Steve Wynn agreed to give up control over his ex-wife’s shares of Wynn Resorts Ltd., potentially ending their six-year legal battle days after he resigned from the casino company following accusations of sexual harassment.

If a judge approves, Steve Wynn’s voting power will shrink to 11.8 per cent of the shares, with Elaine Wynn able to determine what to do with her 9.4 per cent stake. That may leave Wynn Resorts more vulnerable to activists or potential acquirers.

The company said in a filing Friday that Steve Wynn has no immediate plans to sell his shares and would only do so in an orderly fashion in any case. At one point Wynn, 76, had corralled more than a third of the voting rights at the company, making an unfriendly takeover virtually impossible.

Elaine Wynn previously said she wanted the ability to sell her shares so she could focus on philanthropy. Her spokeswoman declined to comment Friday.

The heart of the fight was an agreement between Steve Wynn, Elaine Wynn and Japanese businessman Kazuo Okada, a Wynn Resorts co-founder, that gave Steve control over the group’s shares. Steve Wynn had lost his previous casino company, Mirage Resorts, in a takeover by MGM Resorts International and sought to lock up as much stock in his new company as possible.

2012 FIGHT

The relationship between the three began to crumble in 2012, when Wynn Resorts sued Okada and unilaterally bought back his shares after accusing the businessman of trying to bribe foreign casino officials.

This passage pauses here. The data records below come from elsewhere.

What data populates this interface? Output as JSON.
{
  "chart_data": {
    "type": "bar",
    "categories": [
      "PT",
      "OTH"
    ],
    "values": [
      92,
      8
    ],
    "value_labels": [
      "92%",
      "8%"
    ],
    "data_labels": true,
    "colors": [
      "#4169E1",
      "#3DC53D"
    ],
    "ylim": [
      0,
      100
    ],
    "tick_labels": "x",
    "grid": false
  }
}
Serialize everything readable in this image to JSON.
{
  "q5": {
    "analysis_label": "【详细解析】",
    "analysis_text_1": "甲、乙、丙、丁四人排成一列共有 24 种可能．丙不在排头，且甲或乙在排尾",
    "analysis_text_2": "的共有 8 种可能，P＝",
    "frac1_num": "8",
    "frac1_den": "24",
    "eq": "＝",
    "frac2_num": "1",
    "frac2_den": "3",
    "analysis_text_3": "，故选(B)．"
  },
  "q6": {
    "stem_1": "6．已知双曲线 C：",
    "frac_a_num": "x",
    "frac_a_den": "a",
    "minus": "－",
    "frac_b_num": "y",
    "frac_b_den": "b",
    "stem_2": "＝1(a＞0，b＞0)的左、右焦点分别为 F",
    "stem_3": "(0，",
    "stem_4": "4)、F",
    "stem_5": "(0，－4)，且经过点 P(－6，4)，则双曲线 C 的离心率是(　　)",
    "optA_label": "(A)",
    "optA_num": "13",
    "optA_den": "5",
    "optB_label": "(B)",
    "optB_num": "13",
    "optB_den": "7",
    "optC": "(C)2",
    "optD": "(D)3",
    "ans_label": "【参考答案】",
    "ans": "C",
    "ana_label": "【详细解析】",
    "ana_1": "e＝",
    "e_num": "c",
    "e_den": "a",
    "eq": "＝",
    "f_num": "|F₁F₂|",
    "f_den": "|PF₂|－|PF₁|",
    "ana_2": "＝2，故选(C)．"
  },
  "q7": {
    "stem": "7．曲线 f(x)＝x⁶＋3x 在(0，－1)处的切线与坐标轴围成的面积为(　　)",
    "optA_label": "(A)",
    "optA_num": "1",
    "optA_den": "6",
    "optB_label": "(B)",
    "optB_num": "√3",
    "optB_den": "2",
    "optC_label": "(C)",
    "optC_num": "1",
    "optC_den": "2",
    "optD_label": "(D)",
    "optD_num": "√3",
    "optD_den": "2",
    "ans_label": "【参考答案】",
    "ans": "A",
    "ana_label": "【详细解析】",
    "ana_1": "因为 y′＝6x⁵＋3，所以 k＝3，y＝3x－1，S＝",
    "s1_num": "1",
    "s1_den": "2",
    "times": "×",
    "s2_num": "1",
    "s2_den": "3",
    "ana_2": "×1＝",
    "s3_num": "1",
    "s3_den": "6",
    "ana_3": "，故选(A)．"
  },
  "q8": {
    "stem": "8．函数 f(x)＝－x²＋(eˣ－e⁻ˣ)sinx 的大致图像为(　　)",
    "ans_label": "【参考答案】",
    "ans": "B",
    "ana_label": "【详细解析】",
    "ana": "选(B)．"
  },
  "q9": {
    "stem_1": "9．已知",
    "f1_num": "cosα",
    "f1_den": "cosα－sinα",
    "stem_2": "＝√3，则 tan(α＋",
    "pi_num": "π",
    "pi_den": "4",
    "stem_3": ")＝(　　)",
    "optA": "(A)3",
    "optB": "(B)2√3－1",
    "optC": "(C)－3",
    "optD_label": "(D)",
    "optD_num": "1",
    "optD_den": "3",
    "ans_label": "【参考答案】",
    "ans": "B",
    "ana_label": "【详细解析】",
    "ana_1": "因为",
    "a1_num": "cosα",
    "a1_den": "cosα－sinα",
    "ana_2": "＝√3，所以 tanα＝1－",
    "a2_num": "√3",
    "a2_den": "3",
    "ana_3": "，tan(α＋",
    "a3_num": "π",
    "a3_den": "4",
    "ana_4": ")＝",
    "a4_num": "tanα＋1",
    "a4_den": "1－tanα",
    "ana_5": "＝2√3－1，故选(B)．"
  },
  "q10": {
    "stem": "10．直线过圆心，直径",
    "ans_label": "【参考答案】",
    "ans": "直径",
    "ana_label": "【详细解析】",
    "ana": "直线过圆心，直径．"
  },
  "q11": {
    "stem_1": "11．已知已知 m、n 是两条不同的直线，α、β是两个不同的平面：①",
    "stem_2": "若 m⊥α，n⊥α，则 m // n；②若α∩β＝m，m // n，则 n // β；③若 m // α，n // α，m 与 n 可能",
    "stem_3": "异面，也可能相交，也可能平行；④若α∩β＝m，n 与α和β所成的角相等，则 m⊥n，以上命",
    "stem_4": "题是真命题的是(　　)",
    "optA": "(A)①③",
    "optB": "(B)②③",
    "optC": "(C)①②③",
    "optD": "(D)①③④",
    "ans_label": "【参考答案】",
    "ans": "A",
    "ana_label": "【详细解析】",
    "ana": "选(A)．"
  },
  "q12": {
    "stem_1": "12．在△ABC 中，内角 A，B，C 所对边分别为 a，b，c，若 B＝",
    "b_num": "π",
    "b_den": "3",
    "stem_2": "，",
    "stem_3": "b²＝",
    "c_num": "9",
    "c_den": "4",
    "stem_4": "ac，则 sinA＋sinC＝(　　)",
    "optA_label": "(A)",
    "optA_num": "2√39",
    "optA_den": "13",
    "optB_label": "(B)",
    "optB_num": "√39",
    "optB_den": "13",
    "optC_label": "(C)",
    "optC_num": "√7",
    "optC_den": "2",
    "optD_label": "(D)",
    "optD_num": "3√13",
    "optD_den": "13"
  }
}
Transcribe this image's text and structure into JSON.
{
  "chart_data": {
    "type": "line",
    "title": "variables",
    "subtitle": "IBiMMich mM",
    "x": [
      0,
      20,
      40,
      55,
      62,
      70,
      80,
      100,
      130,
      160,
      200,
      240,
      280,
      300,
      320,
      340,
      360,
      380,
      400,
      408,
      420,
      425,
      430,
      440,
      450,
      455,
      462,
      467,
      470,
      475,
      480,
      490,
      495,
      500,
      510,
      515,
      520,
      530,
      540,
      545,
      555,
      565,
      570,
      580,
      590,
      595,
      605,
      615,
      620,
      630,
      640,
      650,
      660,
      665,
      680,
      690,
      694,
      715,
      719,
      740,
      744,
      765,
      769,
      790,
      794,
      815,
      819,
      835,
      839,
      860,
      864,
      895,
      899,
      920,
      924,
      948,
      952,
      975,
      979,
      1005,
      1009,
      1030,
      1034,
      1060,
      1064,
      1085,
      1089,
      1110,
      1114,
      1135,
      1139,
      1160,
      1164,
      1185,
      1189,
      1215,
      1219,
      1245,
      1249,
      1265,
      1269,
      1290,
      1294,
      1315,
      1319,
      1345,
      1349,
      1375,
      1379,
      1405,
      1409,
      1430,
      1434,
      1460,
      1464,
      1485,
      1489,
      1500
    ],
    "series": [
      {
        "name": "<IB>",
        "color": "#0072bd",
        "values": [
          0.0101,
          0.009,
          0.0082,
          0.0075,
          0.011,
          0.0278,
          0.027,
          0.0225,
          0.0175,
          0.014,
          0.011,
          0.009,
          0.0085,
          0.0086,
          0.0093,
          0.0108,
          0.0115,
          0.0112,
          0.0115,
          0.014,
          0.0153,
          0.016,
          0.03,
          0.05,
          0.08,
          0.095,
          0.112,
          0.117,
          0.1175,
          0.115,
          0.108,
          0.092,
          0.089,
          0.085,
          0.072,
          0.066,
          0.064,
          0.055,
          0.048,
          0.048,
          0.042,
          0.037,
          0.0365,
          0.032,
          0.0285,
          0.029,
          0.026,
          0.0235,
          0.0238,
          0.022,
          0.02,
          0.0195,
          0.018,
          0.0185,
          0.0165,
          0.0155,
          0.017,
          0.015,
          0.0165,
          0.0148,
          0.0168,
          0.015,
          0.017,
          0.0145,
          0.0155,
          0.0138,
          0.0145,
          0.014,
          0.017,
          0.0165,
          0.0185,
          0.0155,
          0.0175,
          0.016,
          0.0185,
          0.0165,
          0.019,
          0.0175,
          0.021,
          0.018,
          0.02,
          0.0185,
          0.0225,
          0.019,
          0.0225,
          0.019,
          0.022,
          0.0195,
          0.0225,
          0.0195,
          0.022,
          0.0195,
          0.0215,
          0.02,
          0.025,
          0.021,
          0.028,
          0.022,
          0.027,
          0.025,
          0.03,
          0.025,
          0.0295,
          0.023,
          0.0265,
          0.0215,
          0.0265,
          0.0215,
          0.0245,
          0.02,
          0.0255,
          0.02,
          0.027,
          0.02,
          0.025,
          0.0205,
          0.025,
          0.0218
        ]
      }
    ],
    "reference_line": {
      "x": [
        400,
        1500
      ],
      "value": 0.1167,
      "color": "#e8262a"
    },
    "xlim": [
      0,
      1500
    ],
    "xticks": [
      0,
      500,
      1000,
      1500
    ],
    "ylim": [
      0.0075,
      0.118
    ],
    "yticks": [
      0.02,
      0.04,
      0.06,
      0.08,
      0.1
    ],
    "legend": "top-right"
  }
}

Okada tried to regain his stake and Elaine Wynn said she should no longer be bound by the agreement.

The Okada suit is expected to go to trial in April.

Wynn, chairman and chief executive officer, resigned this week from Wynn Resorts in the wake of a Jan. 26 Wall Street Journal expose detailing sexual harassment allegations going back decades. Wynn Resorts said Friday an outside counsel was no longer investigating the claims, though a board committee will continue working to ensure “the company employs best in class workplace practices.”